Three Assam Rifles personnel were killed and five injured in an ambush near the India-Myanmar border at Chandel area of Manipur Wednesday night.
A senior Indian government officer said that a group of 15 soldiers were returning from an area-dominance patrol at Khongtal in Chandel area when an improvised explosive device exploded.
Thereafter they came under heavy fire from the members of an insurgent group.
“On 29 July, 2020, an area-domination patrol in Khongtal, Chandel distrist, Manipur. At 18:45 hours the patrol party was ambushed on its way back,” said a senior government officer.
The incident happened about 1.8 miles from the India-Myanmar border. The troopers were returning to their post after three days of operation along the international border.

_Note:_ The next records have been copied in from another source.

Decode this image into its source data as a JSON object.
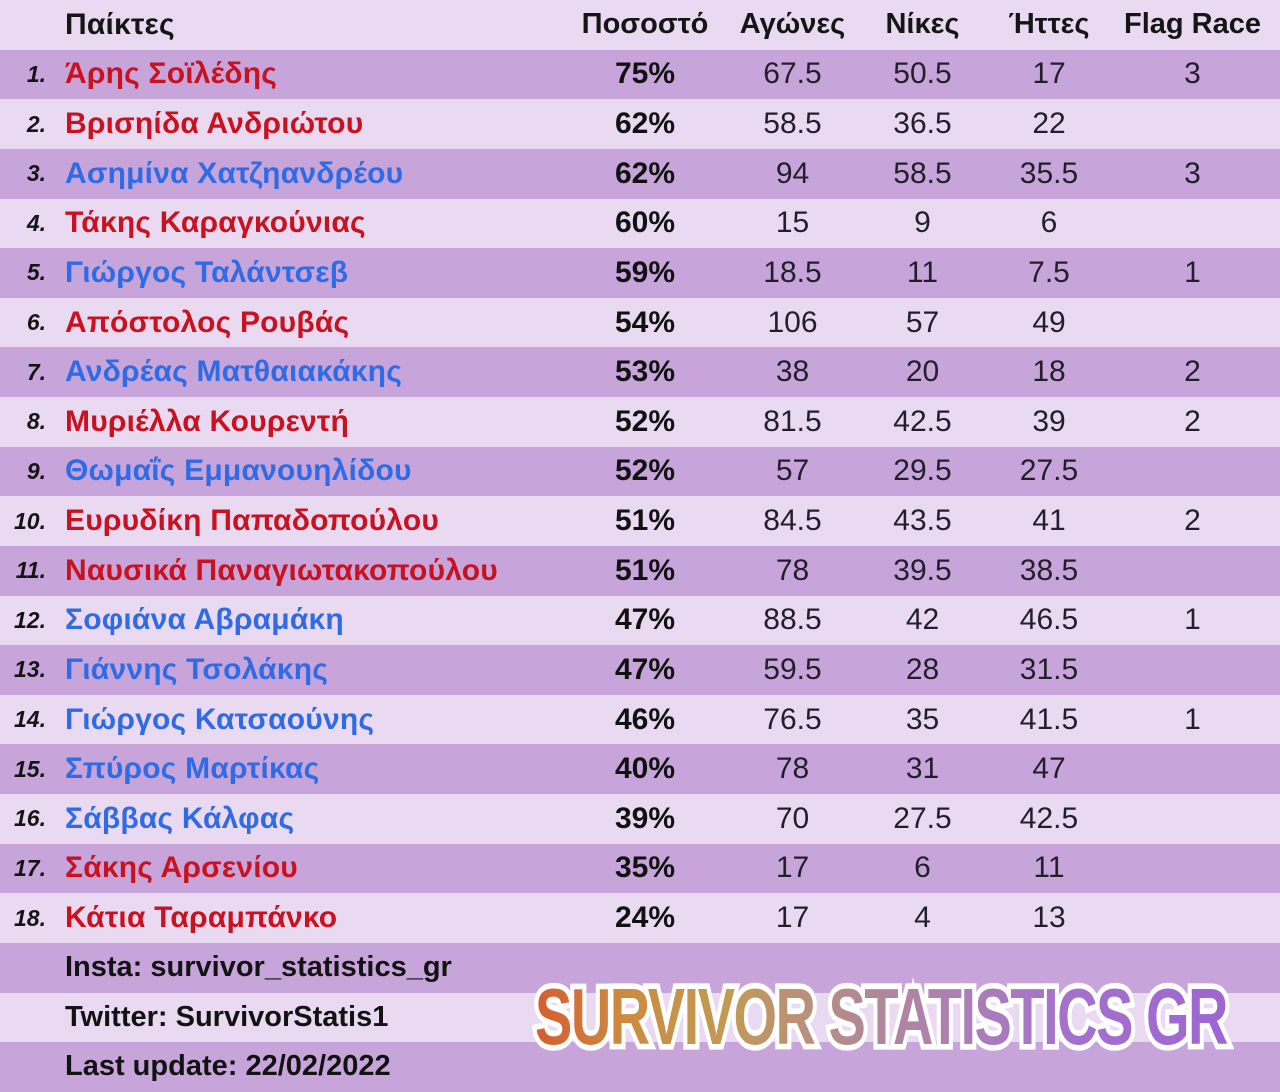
{
  "header": {
    "players": "Παίκτες",
    "pct": "Ποσοστό",
    "games": "Αγώνες",
    "wins": "Νίκες",
    "losses": "Ήττες",
    "flag_race": "Flag Race"
  },
  "rows": [
    {
      "rank": "1.",
      "name": "Άρης Σοϊλέδης",
      "color": "red",
      "pct": "75%",
      "games": "67.5",
      "wins": "50.5",
      "losses": "17",
      "flag": "3"
    },
    {
      "rank": "2.",
      "name": "Βρισηίδα Ανδριώτου",
      "color": "red",
      "pct": "62%",
      "games": "58.5",
      "wins": "36.5",
      "losses": "22",
      "flag": ""
    },
    {
      "rank": "3.",
      "name": "Ασημίνα Χατζηανδρέου",
      "color": "blue",
      "pct": "62%",
      "games": "94",
      "wins": "58.5",
      "losses": "35.5",
      "flag": "3"
    },
    {
      "rank": "4.",
      "name": "Τάκης Καραγκούνιας",
      "color": "red",
      "pct": "60%",
      "games": "15",
      "wins": "9",
      "losses": "6",
      "flag": ""
    },
    {
      "rank": "5.",
      "name": "Γιώργος Ταλάντσεβ",
      "color": "blue",
      "pct": "59%",
      "games": "18.5",
      "wins": "11",
      "losses": "7.5",
      "flag": "1"
    },
    {
      "rank": "6.",
      "name": "Απόστολος Ρουβάς",
      "color": "red",
      "pct": "54%",
      "games": "106",
      "wins": "57",
      "losses": "49",
      "flag": ""
    },
    {
      "rank": "7.",
      "name": "Ανδρέας Ματθαιακάκης",
      "color": "blue",
      "pct": "53%",
      "games": "38",
      "wins": "20",
      "losses": "18",
      "flag": "2"
    },
    {
      "rank": "8.",
      "name": "Μυριέλλα Κουρεντή",
      "color": "red",
      "pct": "52%",
      "games": "81.5",
      "wins": "42.5",
      "losses": "39",
      "flag": "2"
    },
    {
      "rank": "9.",
      "name": "Θωμαΐς Εμμανουηλίδου",
      "color": "blue",
      "pct": "52%",
      "games": "57",
      "wins": "29.5",
      "losses": "27.5",
      "flag": ""
    },
    {
      "rank": "10.",
      "name": "Ευρυδίκη Παπαδοπούλου",
      "color": "red",
      "pct": "51%",
      "games": "84.5",
      "wins": "43.5",
      "losses": "41",
      "flag": "2"
    },
    {
      "rank": "11.",
      "name": "Ναυσικά Παναγιωτακοπούλου",
      "color": "red",
      "pct": "51%",
      "games": "78",
      "wins": "39.5",
      "losses": "38.5",
      "flag": ""
    },
    {
      "rank": "12.",
      "name": "Σοφιάνα Αβραμάκη",
      "color": "blue",
      "pct": "47%",
      "games": "88.5",
      "wins": "42",
      "losses": "46.5",
      "flag": "1"
    },
    {
      "rank": "13.",
      "name": "Γιάννης Τσολάκης",
      "color": "blue",
      "pct": "47%",
      "games": "59.5",
      "wins": "28",
      "losses": "31.5",
      "flag": ""
    },
    {
      "rank": "14.",
      "name": "Γιώργος Κατσαούνης",
      "color": "blue",
      "pct": "46%",
      "games": "76.5",
      "wins": "35",
      "losses": "41.5",
      "flag": "1"
    },
    {
      "rank": "15.",
      "name": "Σπύρος Μαρτίκας",
      "color": "blue",
      "pct": "40%",
      "games": "78",
      "wins": "31",
      "losses": "47",
      "flag": ""
    },
    {
      "rank": "16.",
      "name": "Σάββας Κάλφας",
      "color": "blue",
      "pct": "39%",
      "games": "70",
      "wins": "27.5",
      "losses": "42.5",
      "flag": ""
    },
    {
      "rank": "17.",
      "name": "Σάκης Αρσενίου",
      "color": "red",
      "pct": "35%",
      "games": "17",
      "wins": "6",
      "losses": "11",
      "flag": ""
    },
    {
      "rank": "18.",
      "name": "Κάτια Ταραμπάνκο",
      "color": "red",
      "pct": "24%",
      "games": "17",
      "wins": "4",
      "losses": "13",
      "flag": ""
    }
  ],
  "footer": {
    "insta": "Insta: survivor_statistics_gr",
    "twitter": "Twitter: SurvivorStatis1",
    "last_update": "Last update: 22/02/2022",
    "watermark": "SURVIVOR STATISTICS GR"
  },
  "colors": {
    "row_light": "#e9daf2",
    "row_dark": "#c7a5db",
    "name_red": "#c9111f",
    "name_blue": "#2e6be4",
    "stat_text": "#221f2a",
    "watermark_gradient": [
      "#d84a2c",
      "#c29a55",
      "#ad7fb4",
      "#9c63d2"
    ]
  },
  "chart_data": {
    "type": "table",
    "title": "Survivor Statistics GR - Player win percentages",
    "columns": [
      "Παίκτες",
      "Ποσοστό",
      "Αγώνες",
      "Νίκες",
      "Ήττες",
      "Flag Race"
    ],
    "rows": [
      [
        "Άρης Σοϊλέδης",
        "75%",
        67.5,
        50.5,
        17,
        3
      ],
      [
        "Βρισηίδα Ανδριώτου",
        "62%",
        58.5,
        36.5,
        22,
        null
      ],
      [
        "Ασημίνα Χατζηανδρέου",
        "62%",
        94,
        58.5,
        35.5,
        3
      ],
      [
        "Τάκης Καραγκούνιας",
        "60%",
        15,
        9,
        6,
        null
      ],
      [
        "Γιώργος Ταλάντσεβ",
        "59%",
        18.5,
        11,
        7.5,
        1
      ],
      [
        "Απόστολος Ρουβάς",
        "54%",
        106,
        57,
        49,
        null
      ],
      [
        "Ανδρέας Ματθαιακάκης",
        "53%",
        38,
        20,
        18,
        2
      ],
      [
        "Μυριέλλα Κουρεντή",
        "52%",
        81.5,
        42.5,
        39,
        2
      ],
      [
        "Θωμαΐς Εμμανουηλίδου",
        "52%",
        57,
        29.5,
        27.5,
        null
      ],
      [
        "Ευρυδίκη Παπαδοπούλου",
        "51%",
        84.5,
        43.5,
        41,
        2
      ],
      [
        "Ναυσικά Παναγιωτακοπούλου",
        "51%",
        78,
        39.5,
        38.5,
        null
      ],
      [
        "Σοφιάνα Αβραμάκη",
        "47%",
        88.5,
        42,
        46.5,
        1
      ],
      [
        "Γιάννης Τσολάκης",
        "47%",
        59.5,
        28,
        31.5,
        null
      ],
      [
        "Γιώργος Κατσαούνης",
        "46%",
        76.5,
        35,
        41.5,
        1
      ],
      [
        "Σπύρος Μαρτίκας",
        "40%",
        78,
        31,
        47,
        null
      ],
      [
        "Σάββας Κάλφας",
        "39%",
        70,
        27.5,
        42.5,
        null
      ],
      [
        "Σάκης Αρσενίου",
        "35%",
        17,
        6,
        11,
        null
      ],
      [
        "Κάτια Ταραμπάνκο",
        "24%",
        17,
        4,
        13,
        null
      ]
    ]
  }
}
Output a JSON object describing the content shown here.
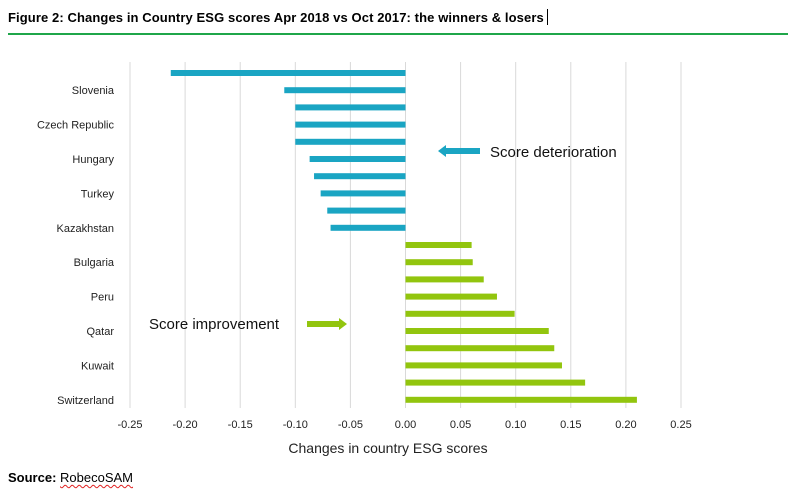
{
  "figure": {
    "title": "Figure 2: Changes in Country ESG scores Apr 2018 vs Oct 2017: the winners & losers"
  },
  "source": {
    "label": "Source:",
    "name": "RobecoSAM"
  },
  "colors": {
    "deterioration": "#1aa5c3",
    "improvement": "#92c50e",
    "title_rule": "#1fa64a",
    "gridline": "#d9d9d9"
  },
  "chart_data": {
    "type": "bar",
    "orientation": "horizontal",
    "xlabel": "Changes in country ESG scores",
    "xlim": [
      -0.25,
      0.25
    ],
    "xticks": [
      -0.25,
      -0.2,
      -0.15,
      -0.1,
      -0.05,
      0.0,
      0.05,
      0.1,
      0.15,
      0.2,
      0.25
    ],
    "xtick_labels": [
      "-0.25",
      "-0.20",
      "-0.15",
      "-0.10",
      "-0.05",
      "0.00",
      "0.05",
      "0.10",
      "0.15",
      "0.20",
      "0.25"
    ],
    "grid": "vertical",
    "bar_count": 20,
    "labels_every_other_bar": [
      "Slovenia",
      "Czech Republic",
      "Hungary",
      "Turkey",
      "Kazakhstan",
      "Bulgaria",
      "Peru",
      "Qatar",
      "Kuwait",
      "Switzerland"
    ],
    "values_top_to_bottom": [
      -0.213,
      -0.11,
      -0.1,
      -0.1,
      -0.1,
      -0.087,
      -0.083,
      -0.077,
      -0.071,
      -0.068,
      0.06,
      0.061,
      0.071,
      0.083,
      0.099,
      0.13,
      0.135,
      0.142,
      0.163,
      0.21
    ],
    "annotations": [
      {
        "text": "Score deterioration",
        "arrow": "left"
      },
      {
        "text": "Score improvement",
        "arrow": "right"
      }
    ]
  }
}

The dead have been identified as havildar Pranay Kalita, rifleman Y.M. Konyak and rifleman Ratan Salim. Five jawans who sustained “minor injuries” have been shifted to the military hospital.
No insurgent group has so far claimed responsibility for the attack.
“The local administration and intelligence agencies are working to identify the insurgent group which carried out the attack on the patrolling party,” said a senior government officer.
Assam Rifles, a paramilitary force under India’s home ministry, includes Indian Army soldiers and officers and the force’s own cadre officials and officers.
A report published June 23 by the European Foundation for South Asian Studies (EFSAS) stated that Indian insurgents from the country’s northeastern states, who have been sheltered for years in Myanmar, present security challenges for India.
“In addition to being threats to national security, they are also irritants that impact India’s Act East Policy. The Indian suspicion, not without basis, is that impeding the progress of India’s Act East projects has assumed weight in China’s strategic thinking. The influx of Chinese weapons is, accordingly, in tune with such thinking,” the EFSAS said.
In 2015, in an attack by Naga group NSCN (K), 18 Indian Army soldiers were killed in Chandel, prompting cross-border Indian Army strikes on Myanmar hideouts of the group.